-
All your attempts so far fail to hit the last byte of the array with a \0. In one way or another, you wrote past the end of the array.
It is an obvious bug which needs to be fixed before even beginning to discuss what else may (or may not) need to be looked at.
-
okay, it's added as you showed. now what
-
I dunno, what are you seeing in the rest of the code (observations on what is, or isn't happening), that kind of thing.
Rather than a single massive main(), consider a more layered approach where each function performs one specific task (managing the connection, managing the transfer). A bit like this.
Code:
void doTransfer( SOCKET D2JSP, char *request ) {
char dbuf[513]
int dRecv;
dSend(D2JSP, request);
ofstream dparse ("d2jsp.txt");
do {
dRecv = recv(D2JSP, dbuf, sizeof dbuf - 1, 0);
if (dRecv == SOCKET_ERROR) {
cout<<"Failed to recieve data through D2JSP... " << WSAGetLastError() << endl;
break;
}
dbuf[dRecv] = '\0';
if (!dparse.is_open()) { cout<<"Failed to open d2jsp.txt...\n"; break; }
else dparse << dbuf;
} while (dRecv > 0);
dparse.close();
}
void doConnection ( ) {
SOCKET D2JSP;
sockaddr_in D2;
hostent* dHost;
char *dIP, *request;
unsigned short dline = 0, cwrite = 0;
request = "GET /index.php?showforum=168 HTTP/1.1\r\nHost: forums.d2jsp.org\r\n\r\n";
D2JSP = socket(AF_INET, SOCK_STREAM, 0);
if (D2JSP == INVALID_SOCKET) {
cout<<"Failed to make D2JSP socket... " << WSAGetLastError() << endl;
return;
}
dHost = gethostbyname("forums.d2jsp.org");
dIP = inet_ntoa (*(in_addr*) dHost->h_addr);
cout<<"D2JSP IP: " << dIP << endl;
D2.sin_family = AF_INET;
D2.sin_addr.s_addr = inet_addr (dIP);
D2.sin_port = htons (80);
if (connect(D2JSP, (sockaddr*) &D2, sizeof(D2)) == INVALID_SOCKET) {
cout<<"Failed to connect to D2JSP socket... " << WSAGetLastError() << endl;
shutdown(D2JSP, 2);
closesocket(D2JSP);
return;
}
doTransfer( D2JSP, request );
shutdown(D2JSP, 2);
closesocket(D2JSP);
}
int main()
{
WSADATA WsaDat;
if ( WSAStartup(MAKEWORD(2, 0), &WsaDat) != 0 ) {
cout<<"WSAStartup failed to initalize...\n";
} else {
doConnection();
WSACleanup();
}
return 0;
}
-
Thanks for the info but I'll show you what usually happens when I dump the html source into a text file...

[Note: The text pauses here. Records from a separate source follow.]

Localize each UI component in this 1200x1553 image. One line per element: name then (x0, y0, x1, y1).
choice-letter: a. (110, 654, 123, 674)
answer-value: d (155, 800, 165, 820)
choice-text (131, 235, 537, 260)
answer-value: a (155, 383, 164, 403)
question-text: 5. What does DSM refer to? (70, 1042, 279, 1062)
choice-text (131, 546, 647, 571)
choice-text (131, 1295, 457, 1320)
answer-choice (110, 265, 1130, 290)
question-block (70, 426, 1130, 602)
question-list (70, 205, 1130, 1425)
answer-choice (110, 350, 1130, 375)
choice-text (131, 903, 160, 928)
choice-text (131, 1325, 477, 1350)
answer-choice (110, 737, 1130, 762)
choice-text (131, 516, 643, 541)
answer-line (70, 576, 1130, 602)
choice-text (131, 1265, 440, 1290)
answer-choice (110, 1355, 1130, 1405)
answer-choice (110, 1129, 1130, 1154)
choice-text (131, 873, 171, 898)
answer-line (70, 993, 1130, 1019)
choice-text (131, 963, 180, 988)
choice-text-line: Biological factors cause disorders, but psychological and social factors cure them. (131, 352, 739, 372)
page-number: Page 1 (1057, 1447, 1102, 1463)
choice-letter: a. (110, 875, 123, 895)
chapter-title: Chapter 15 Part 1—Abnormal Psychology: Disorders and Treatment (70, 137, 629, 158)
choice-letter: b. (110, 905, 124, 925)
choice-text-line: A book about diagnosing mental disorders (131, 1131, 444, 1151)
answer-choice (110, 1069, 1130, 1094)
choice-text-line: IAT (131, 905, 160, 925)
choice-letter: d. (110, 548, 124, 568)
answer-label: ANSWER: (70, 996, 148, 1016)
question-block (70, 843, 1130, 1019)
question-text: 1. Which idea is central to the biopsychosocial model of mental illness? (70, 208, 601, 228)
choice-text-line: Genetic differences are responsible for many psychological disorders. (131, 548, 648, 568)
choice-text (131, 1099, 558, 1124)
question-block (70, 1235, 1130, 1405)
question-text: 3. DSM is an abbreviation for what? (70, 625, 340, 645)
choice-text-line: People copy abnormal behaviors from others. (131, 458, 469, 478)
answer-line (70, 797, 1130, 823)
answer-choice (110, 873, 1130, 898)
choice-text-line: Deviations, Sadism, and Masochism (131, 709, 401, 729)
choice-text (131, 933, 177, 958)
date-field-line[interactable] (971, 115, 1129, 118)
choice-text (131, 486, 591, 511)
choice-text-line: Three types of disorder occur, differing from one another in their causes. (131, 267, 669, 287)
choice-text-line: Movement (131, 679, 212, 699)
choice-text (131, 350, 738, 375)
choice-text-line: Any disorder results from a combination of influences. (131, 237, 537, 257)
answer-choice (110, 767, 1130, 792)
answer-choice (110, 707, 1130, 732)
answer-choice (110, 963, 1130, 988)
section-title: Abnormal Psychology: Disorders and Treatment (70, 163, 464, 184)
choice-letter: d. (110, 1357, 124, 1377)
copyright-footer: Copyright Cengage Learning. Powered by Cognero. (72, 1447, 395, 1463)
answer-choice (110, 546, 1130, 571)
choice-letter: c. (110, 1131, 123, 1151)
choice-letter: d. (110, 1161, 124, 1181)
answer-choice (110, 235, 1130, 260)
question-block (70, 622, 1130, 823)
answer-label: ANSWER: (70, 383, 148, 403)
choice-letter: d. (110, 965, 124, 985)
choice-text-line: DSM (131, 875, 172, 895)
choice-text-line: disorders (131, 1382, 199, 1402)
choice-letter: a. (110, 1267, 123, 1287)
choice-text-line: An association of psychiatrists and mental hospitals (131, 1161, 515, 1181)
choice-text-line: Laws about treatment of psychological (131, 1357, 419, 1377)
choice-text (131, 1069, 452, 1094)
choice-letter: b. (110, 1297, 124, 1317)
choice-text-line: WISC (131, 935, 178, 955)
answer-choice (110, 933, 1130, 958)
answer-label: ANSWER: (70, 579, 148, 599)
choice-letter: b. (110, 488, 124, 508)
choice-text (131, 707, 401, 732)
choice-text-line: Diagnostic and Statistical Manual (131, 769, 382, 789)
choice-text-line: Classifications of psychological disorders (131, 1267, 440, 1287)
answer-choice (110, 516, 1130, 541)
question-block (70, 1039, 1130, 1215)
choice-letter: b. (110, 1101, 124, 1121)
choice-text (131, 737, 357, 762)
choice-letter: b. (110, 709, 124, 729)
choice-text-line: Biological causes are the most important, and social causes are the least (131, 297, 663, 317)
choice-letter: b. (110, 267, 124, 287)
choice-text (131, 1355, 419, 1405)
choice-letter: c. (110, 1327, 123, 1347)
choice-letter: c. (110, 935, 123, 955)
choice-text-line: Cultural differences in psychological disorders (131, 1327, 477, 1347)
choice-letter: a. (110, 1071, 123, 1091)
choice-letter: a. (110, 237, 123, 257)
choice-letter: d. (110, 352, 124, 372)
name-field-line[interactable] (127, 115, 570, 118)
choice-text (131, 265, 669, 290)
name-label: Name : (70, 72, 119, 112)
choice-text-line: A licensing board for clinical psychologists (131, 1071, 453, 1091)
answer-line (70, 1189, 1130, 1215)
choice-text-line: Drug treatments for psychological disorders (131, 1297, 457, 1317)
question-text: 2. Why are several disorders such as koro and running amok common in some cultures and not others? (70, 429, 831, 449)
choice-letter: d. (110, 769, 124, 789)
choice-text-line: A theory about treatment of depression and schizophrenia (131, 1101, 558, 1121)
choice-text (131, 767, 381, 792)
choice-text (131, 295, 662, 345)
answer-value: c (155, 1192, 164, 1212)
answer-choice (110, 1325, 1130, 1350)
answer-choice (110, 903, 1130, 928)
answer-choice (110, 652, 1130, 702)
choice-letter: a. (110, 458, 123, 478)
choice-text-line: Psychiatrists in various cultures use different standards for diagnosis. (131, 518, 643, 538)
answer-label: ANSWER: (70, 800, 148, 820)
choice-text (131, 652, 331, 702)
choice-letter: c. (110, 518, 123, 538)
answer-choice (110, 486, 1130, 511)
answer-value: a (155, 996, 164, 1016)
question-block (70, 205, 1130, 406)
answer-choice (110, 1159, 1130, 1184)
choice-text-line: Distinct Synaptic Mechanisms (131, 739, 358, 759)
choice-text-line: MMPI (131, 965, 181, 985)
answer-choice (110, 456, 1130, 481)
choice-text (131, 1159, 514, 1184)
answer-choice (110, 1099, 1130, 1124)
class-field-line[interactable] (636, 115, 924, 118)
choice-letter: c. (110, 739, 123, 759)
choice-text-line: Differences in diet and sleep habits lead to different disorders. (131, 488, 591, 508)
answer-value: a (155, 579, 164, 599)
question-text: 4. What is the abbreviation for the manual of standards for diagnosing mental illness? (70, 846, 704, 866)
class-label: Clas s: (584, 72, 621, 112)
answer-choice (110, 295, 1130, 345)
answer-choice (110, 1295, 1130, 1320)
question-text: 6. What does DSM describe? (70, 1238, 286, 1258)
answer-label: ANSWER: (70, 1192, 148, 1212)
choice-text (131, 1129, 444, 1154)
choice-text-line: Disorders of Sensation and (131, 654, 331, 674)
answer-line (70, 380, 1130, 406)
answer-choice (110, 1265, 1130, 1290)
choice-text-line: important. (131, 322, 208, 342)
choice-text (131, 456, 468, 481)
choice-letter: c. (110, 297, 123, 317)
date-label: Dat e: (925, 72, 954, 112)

Original Line: <td><a href="index.php?showuser=387288">Villaloboos</a><br><span class="desc">Mon, Nov 19 2007, 10:04pm</span></td>
Cut Line:
Line 1: <td><a href="index.php?showuser=387288">Villaloboos</a><br><span class=
Line 2: 35e
Line 3: "desc">Mon, Nov 19 2007, 10:04pm</span></td>
On line 2, there is always some kind of random numbers with letters on line 2 before line 3. And when this happens, Line 2 and Line 3 are placed right under line 1. Have you ever seen or encountered this before?
-
I've no idea, but if it's any consolation, I see the same effect.
If I do this though
dparse << dbuf << "--\n--\n";
I can see that the random data has nothing to do with the boundaries of the buffer say (it aways seems to be in the middle somewhere).
I've seen the same page in Firefox, and there's no sign of those extra chars.
Try to trace the communications with wireshark and compare your code with a standard browser.
-
Do you know what encoding the server is sending back? If I had to guess, I'd say it's sending back chunked encoding, and that's what you're seeing. (Firefox has already decoded it by the time you hit View Source) You'll have to look it up in the HTTP RFC, and decode it. (chucked encoding has to be the #1 reason why I usually opt for libcurl when doing HTTP work.)
You should be able to verify if you're getting chucked-encoding - it'll show up in the response headers. (I think as "Content-Encoding: chunked\r\n") See this
As an aside note, I think servers can send back other encodings, like gzip compression, etc.
-
Thanks for the response Cactus_Hugger.. Yes it is in fact chunked and your response helps me understand more of my problem which I was looking for.. Thanks to the guys for the help on cleaning up my code also.. I'll have to look into this and check it out.. Thanks again.